Eleanor discovers that Lincoln is a dangerous place, divided by religious prejudice, the Jews frequently the focus of violence and forced to wear a yellow badge. She falls in love with Asher, a Jewish spicer, who shares her love of books and words, but their relationship is forbidden by law. When Eleanor is pulled into the dark depths of the church’s machinations against Jews and the king issues an edict expelling all Jews from England, Eleanor and Asher are faced with an impossible choice.

Vivid, rich, deep and sensual, The Fire and the Rose is a tender and moving
novel about how language, words and books have the power to change and
shape lives.
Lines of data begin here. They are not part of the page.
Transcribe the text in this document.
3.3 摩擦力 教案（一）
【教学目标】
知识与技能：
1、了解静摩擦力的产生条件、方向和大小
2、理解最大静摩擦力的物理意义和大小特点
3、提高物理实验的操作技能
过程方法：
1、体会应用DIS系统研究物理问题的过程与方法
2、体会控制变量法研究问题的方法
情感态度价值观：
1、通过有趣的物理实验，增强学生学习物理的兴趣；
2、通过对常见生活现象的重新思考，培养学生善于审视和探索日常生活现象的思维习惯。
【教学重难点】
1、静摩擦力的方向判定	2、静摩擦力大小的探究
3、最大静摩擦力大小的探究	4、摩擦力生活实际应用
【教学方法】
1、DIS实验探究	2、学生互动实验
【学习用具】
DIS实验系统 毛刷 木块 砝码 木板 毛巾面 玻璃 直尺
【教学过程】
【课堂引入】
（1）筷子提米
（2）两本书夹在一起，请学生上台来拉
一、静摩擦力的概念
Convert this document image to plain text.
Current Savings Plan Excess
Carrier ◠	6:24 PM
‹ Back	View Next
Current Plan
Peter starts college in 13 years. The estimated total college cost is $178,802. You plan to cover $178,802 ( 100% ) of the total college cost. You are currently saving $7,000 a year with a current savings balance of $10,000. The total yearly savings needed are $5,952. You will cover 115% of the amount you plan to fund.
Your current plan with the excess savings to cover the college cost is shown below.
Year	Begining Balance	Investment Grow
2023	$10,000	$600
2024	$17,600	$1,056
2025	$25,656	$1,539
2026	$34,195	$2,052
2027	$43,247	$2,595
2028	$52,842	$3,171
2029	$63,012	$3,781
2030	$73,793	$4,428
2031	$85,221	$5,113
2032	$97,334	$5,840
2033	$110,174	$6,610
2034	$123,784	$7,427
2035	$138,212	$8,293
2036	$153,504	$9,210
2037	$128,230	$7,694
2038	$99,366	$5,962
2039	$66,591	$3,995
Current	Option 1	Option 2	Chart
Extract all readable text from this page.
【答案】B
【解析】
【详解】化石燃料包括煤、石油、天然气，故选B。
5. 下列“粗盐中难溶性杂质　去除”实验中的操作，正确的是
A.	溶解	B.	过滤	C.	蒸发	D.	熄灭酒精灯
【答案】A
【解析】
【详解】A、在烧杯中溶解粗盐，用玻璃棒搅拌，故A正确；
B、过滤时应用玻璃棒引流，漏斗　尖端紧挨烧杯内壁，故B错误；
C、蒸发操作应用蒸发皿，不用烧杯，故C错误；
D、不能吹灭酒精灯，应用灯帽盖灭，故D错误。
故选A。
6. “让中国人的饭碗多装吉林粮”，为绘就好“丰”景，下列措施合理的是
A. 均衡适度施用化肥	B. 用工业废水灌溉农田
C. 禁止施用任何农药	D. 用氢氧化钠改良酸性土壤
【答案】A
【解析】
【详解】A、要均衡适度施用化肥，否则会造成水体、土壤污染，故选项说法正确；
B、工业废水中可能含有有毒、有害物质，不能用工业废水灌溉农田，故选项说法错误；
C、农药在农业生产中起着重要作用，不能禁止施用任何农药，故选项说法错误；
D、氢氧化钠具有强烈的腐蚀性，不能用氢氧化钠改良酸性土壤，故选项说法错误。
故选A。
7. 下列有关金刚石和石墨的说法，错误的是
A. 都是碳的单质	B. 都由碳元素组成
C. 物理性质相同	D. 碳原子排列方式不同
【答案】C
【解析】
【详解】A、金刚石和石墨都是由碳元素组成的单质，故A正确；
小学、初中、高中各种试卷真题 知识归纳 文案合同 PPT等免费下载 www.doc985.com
Most powerfully, it is also a novel about what it is to be made
‘other’, to be exiled from home and family. But it is also a call to recognise
how much we need the other, the one we do not understand, making it a
strikingly resonant and powerfully hopeful novel for our times.

The Fire and the Rose is a remarkable, profound story about love, hatred, prejudice, pain, conformity and rebellion, and the luminosity books can bring into our lives even in the darkest of times. An entrancing storyteller, Cadwallader recreates the medieval world with scholar’s rigour and poet’s immediacy and emotion. I deliberately read this novel slowly, to savour it, and I know I won’t forget it.  

Lee Kofman, author of The Writer Laid Bare

Like an illuminated manuscript, The Fire and the Rose brings the divided medieval city of Lincoln to life in wonderful detail. A tale of prejudice, violence and exile but also of love, illustrating the power of words, language and story to shape our lives – and the course of history.

Inga Simpson, author of Willowman

The Fire and the Rose is a heartbreakingly timeless tale. Richly imagined and wondrously alive, every sentence yearns for a better way for humans to be together. No one writes with compassion and empathy quite like Robyn Cadwallader, and few can match her ability to move readers to their core. Unforgettable.

Nigel Featherstone, author of My Heart is a Little Wild Thing

The walled medieval city of Lincoln comes alive again in this astonishingly immersive novel. As reader, we walk the streets, smell the market, sense the sneering whispers, and hear the stones speak. The sensuous story of Asher and Eleanor’s love, forbidden by laws separating Jews and Christians, carries Cadwallader’s reach of history like a laser. A thrilling read.

Biff Ward, author of The Third Chopstick

Luminous, lyrical and deeply moving, Cadwallader’s writing fills the senses, and sings with detail and authenticity. A compelling story of love, resilience and hope in the face of oppression and racism. Alive with imagery. I loved this book.